Estava na primeira fila. Esperei um pouco para as pessoas que estavam atrás de mim, agora à frente, saíssem. Quando vejo a Adriana Calcanhotto. Se não fosse verdade diria que estava a alucinar. Encontrá-la por mero acaso, em duas cidades diferentes, no espaço de duas semanas, em locais que não era os concertos dela,  qual seria a infinitésima possibilidade? Tento passar despercebida por ela. Prefiro que não me reconheça. Eu e o meu medo de os outros acharem que o meu desconforto é directamente proporcional ao deles, nestas situações.
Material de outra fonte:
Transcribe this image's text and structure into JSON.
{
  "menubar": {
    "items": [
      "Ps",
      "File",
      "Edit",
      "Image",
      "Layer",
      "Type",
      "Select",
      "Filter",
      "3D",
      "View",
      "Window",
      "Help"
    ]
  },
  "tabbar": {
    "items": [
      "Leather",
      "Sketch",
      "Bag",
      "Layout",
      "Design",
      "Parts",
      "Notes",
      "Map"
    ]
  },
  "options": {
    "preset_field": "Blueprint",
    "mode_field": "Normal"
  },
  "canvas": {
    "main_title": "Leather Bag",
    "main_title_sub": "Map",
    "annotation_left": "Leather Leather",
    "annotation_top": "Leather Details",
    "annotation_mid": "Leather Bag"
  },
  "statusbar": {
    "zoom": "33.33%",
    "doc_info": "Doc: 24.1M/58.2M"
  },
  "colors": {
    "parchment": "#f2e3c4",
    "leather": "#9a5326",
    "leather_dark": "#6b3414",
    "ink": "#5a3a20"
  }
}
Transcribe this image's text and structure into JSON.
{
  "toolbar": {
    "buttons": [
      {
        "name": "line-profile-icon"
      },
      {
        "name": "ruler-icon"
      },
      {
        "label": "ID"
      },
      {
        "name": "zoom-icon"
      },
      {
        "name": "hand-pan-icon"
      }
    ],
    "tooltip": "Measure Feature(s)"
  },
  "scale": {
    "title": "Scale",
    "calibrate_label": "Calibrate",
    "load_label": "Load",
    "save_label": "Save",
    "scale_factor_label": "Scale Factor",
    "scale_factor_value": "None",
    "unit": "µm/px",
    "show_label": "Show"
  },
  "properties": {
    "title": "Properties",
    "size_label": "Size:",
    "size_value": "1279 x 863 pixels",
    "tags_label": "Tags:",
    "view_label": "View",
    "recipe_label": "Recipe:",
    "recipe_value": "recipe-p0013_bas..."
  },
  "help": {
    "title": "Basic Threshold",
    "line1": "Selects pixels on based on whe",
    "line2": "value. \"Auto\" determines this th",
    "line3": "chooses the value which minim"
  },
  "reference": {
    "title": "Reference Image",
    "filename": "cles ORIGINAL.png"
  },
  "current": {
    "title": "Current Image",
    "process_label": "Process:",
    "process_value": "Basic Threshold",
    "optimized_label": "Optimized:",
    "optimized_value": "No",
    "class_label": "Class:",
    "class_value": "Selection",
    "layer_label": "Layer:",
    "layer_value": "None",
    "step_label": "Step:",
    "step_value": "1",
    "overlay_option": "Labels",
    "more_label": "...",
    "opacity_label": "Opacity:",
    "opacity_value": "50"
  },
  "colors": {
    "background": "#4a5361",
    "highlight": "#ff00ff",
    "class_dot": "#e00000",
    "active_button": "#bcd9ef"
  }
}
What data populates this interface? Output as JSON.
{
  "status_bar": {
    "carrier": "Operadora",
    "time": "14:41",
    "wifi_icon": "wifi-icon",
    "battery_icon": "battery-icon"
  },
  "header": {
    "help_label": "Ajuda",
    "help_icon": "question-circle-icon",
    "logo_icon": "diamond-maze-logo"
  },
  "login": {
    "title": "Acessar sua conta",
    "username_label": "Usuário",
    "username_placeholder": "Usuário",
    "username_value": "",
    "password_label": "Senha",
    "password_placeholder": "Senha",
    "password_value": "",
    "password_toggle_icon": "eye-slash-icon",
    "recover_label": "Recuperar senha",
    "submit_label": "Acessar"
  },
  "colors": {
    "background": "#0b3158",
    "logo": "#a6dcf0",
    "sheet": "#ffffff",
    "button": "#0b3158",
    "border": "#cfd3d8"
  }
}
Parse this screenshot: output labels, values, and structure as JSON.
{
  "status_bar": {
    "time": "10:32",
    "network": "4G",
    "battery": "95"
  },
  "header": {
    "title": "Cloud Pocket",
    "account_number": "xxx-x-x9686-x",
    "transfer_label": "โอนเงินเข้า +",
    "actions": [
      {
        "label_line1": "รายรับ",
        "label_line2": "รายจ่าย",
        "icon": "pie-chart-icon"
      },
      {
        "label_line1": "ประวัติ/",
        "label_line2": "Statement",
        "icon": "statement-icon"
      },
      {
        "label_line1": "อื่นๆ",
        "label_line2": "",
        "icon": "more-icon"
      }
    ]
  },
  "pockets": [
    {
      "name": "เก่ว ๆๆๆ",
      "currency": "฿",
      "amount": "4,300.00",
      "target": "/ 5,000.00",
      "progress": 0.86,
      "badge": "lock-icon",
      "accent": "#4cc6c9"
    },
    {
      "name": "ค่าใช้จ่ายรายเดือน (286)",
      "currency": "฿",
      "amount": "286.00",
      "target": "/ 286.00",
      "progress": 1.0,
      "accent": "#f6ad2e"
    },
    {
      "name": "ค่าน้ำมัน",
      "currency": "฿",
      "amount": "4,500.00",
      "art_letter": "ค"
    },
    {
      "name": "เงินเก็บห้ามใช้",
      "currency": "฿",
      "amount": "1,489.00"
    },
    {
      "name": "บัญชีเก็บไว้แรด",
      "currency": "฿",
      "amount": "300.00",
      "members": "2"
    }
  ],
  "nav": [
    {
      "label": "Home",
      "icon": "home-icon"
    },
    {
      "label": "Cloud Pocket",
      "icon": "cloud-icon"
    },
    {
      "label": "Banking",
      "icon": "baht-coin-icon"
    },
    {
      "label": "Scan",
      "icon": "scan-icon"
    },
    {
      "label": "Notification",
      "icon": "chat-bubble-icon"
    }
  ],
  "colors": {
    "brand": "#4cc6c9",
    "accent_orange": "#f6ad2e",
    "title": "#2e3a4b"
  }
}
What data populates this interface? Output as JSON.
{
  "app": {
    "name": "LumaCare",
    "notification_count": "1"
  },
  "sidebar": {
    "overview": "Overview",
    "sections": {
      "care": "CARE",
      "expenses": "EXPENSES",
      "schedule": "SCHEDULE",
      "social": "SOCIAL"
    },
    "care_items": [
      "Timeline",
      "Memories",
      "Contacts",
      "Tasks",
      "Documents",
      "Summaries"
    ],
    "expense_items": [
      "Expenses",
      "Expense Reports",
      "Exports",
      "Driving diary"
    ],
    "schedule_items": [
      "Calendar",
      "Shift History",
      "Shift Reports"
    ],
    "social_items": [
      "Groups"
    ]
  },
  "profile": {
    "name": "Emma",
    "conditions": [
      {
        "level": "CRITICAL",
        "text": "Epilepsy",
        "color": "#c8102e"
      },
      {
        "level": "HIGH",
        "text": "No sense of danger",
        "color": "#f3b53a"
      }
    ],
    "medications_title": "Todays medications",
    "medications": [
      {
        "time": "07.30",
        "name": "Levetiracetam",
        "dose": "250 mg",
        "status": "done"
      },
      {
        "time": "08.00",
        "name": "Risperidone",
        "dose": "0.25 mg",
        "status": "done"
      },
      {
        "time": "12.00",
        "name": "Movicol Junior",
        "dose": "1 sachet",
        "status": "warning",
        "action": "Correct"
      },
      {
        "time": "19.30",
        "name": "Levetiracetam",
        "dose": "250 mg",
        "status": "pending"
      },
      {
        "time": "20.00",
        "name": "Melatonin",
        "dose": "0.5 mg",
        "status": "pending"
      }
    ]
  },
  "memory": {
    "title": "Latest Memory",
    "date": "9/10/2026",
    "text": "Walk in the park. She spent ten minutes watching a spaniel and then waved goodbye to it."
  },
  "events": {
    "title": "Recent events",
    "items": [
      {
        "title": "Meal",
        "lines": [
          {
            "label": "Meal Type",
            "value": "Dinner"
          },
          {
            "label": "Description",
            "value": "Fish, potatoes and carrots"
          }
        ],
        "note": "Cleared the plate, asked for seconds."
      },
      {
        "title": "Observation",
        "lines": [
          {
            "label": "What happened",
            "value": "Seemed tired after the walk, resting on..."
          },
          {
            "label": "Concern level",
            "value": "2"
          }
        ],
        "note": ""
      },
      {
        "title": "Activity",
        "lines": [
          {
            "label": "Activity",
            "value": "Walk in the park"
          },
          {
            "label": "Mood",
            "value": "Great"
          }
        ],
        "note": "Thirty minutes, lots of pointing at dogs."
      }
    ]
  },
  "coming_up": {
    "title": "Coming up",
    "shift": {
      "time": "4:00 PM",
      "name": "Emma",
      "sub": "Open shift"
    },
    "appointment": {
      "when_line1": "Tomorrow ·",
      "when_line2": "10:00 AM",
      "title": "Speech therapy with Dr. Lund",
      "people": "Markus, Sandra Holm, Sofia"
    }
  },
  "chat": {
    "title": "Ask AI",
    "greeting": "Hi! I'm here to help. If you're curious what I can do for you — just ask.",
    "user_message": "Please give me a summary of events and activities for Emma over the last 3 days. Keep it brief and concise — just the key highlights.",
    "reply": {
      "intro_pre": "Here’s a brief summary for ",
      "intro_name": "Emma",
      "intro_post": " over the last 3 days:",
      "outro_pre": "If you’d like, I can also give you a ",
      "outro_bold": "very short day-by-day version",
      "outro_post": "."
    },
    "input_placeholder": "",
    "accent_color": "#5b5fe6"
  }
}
A evitar, por isso. Eu, que tenho capacidade social de uma criança tímida de quatro anos. Sim, quase um bicho do mato. Ultrapasso, o melhor que posso, esta "pedra no caminho". Vou comprar o último CD  da Mísia Delikatessen Café Concerto que não tinha encontrado em lado nenhum em Braga, Guimarães e Lisboa. Mas que a Mísia tinha-me dito que estaria disponível para venda no Theatro Circo. E já que ali estava, eu e o CD, num concerto que adorei e que não sabia quando se iria repetir. Dei um pontapé, a custo, à minha timidez e vou aos camarins. Esta sim, a verdadeira situação constrangedora. Se há situação constrangedora é esta. Estar ali à espera de falar com uma pessoa que não nos conhece, a quem vamos dizer umas palavras amáveis e gentis, iguais às dezenas de outras pessoas. Que vamos ser apresentadas, mas que se for como eu, no dia seguinte não se lembra do que comeu na refeição anterior. Quando cheguei ao camarim, a Adriana estava a despedir-se da Mísia. Eu não lhe queria dizer nada para além dos parabéns pelo magnífico concerto. A Mísia assinou- me o CD que eu vou ouvir até enjoar no carro. E eu desci no elevador e pelos labirínticos corredores do Theatro Circo. 




3 comentários:

  1. Corroboro inteiramente tudo que escreveu.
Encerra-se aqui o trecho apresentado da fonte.